«Quello che è successo a Genova l’ho vissuto come una sconfitta». È con rabbia mista a sconforto che Giulia D’Amato, giovane produttrice e collaboratrice di Gianluca Arcopinto, ora al suo primo lungometraggio da regista, ripensa a quelle giornate. Giornate iniziate con entusiasmo e terminate con paura e sdegno. Ma il titolo del film, Un altro giorno d’amore, rimanda a un’altra forza, quella per cui si va avanti nonostante tutto, quella che si legge tra le righe degli striscioni di solidarietà come nelle lettere che superano le mura del carcere.

LE IMMAGINI di quel G8 del 2001 – ieri si è celebrato il macabro anniversario della morte di Carlo Giuliani, stasera sarà la volta della mattanza della Diaz – sono al centro del lavoro di D’amato, come una ferita ancora aperta. La violenza della polizia, in particolare, appare nella sua semplice brutalità, a volte inserita in un flusso musicale di segno opposto che sembra un commento sarcastico su quei manganelli alzati.
«Ripenso ai ragazzi e alle ragazze partiti col sorriso, pieni di ideali. Invece dopo non siamo stati in grado di elaborare quanto successo, ci si è spaccati intorno alla dicotomia violenza-non violenza e alla fine siamo rimasti soli».
In Un altro giorno d’amore però non c’è solo Genova, ma anche altri momenti importanti – per i movimenti e per il vissuto personale di D’Amato, due dimensioni inestricabilmente intrecciate nel film, se quello che la regista cerca di fare è anche trovare se stessa, la sua immagine, ciò che davvero conta per lei, con onestà. In questo senso il confronto con il padre, ex militante di Lotta continua, è ricco di spunti. Per lui infatti non sembra esserci stata alcuna sconfitta, né negli anni della sua gioventù né poi: tutto ciò che è accaduto lo porta con sé, nella quotidianità e nei rapporti con le persone vicine. L’idea non si sconfigge, un mondo diverso si crea nelle scelte di ogni giorno.

Giulia D'Amato
Ho iniziato a scrivere a Davide Rosci quando era in carcere e ho sentito subito un terreno comune, su di lui la repressione non ha funzionato Tornando invece ai movimenti di questo secolo prendono poi spazio gli scontri di piazza del 15 ottobre del 2011 a Roma, per i quali solo due mesi fa la Cassazione ha reso definitive sei condanne. Si parla di tentato omicidio, resistenza a pubblico ufficiale, devastazioni, lesioni, incendio doloso; la responsabilità per un momento di rabbia collettivo – era la stagione dell’austerity – ricade su pochi sfortunati, di cui alcuni sono migranti appartenenti ai movimenti di lotta per la casa.

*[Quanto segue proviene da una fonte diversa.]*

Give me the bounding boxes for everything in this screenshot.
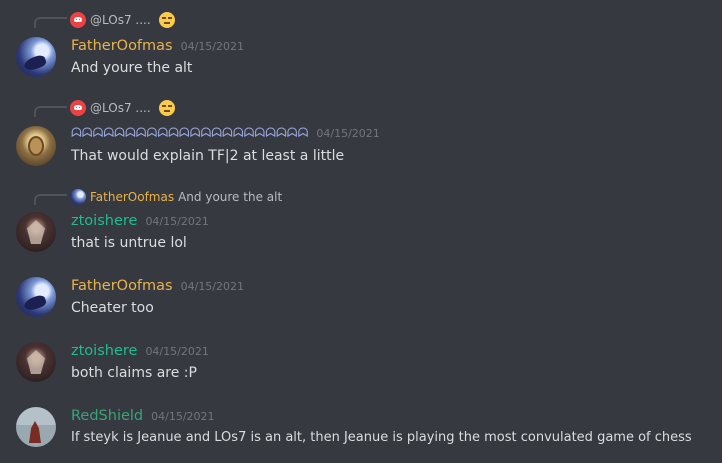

Tra chi aveva già scontato i propri «debiti» con la giustizia per quanto accaduto quel giorno c’è Davide Rosci. Teramano, militante di gruppi antifascisti e ultras, Rosci è stato condannato a 6 anni di reclusione per devastazione e saccheggio, reato figlio del fascistissimo codice Rocco. È stato scarcerato dopo oltre 5 anni nel 2017. «Ho iniziato a scrivere a Davide quando era in carcere e subito ho sentito che c’era un terreno comune. Per lui c’è sempre qualcosa di importante da fare nel presente, è un ragazzo coraggioso, su di lui la repressione non ha funzionato» racconta D’Amato.
E infatti le scene in cui Rosci si racconta restituiscono un emozionante spaccato di vita e di militanza. Non nasconde la durezza del carcere, soprattutto psicologica, ma dice anche di essere stato «un detenuto fortunato» riferendosi alle più di mille e duecento lettere ricevute da compagni e solidali.

DAVIDE ROSCI è un personaggio centrale nel film anche perché in lui si uniscono i due mondi che sono cari alla regista, quello della politica e quello dello stadio, per lei quasi una cosa sola. Come spiega: «In questo film ci sono dei rimossi che la società non vuole vedere, come quello che succede nelle carceri oppure le attività di solidarietà che i gruppi ultras portano avanti insieme al tifo. C’è da dire che Perugia, insieme a ormai poche altre città, ha una curva politicizzata a sinistra in maniera inequivocabile che è sempre stata presente nei quartieri». Un altro giorno d’amore sarà proiettato, dopo la presentazione al festival di Pesaro, il prossimo lunedì proprio a Perugia, nella rassegna estiva FuoriPost del cinema Postmodernissimo. Ad una distribuzione in sala seguiranno proiezioni in spazi sociali, di lotta, non canonici. Perché, nelle parole di D’Amato, «anche fare questo film è un atto politico».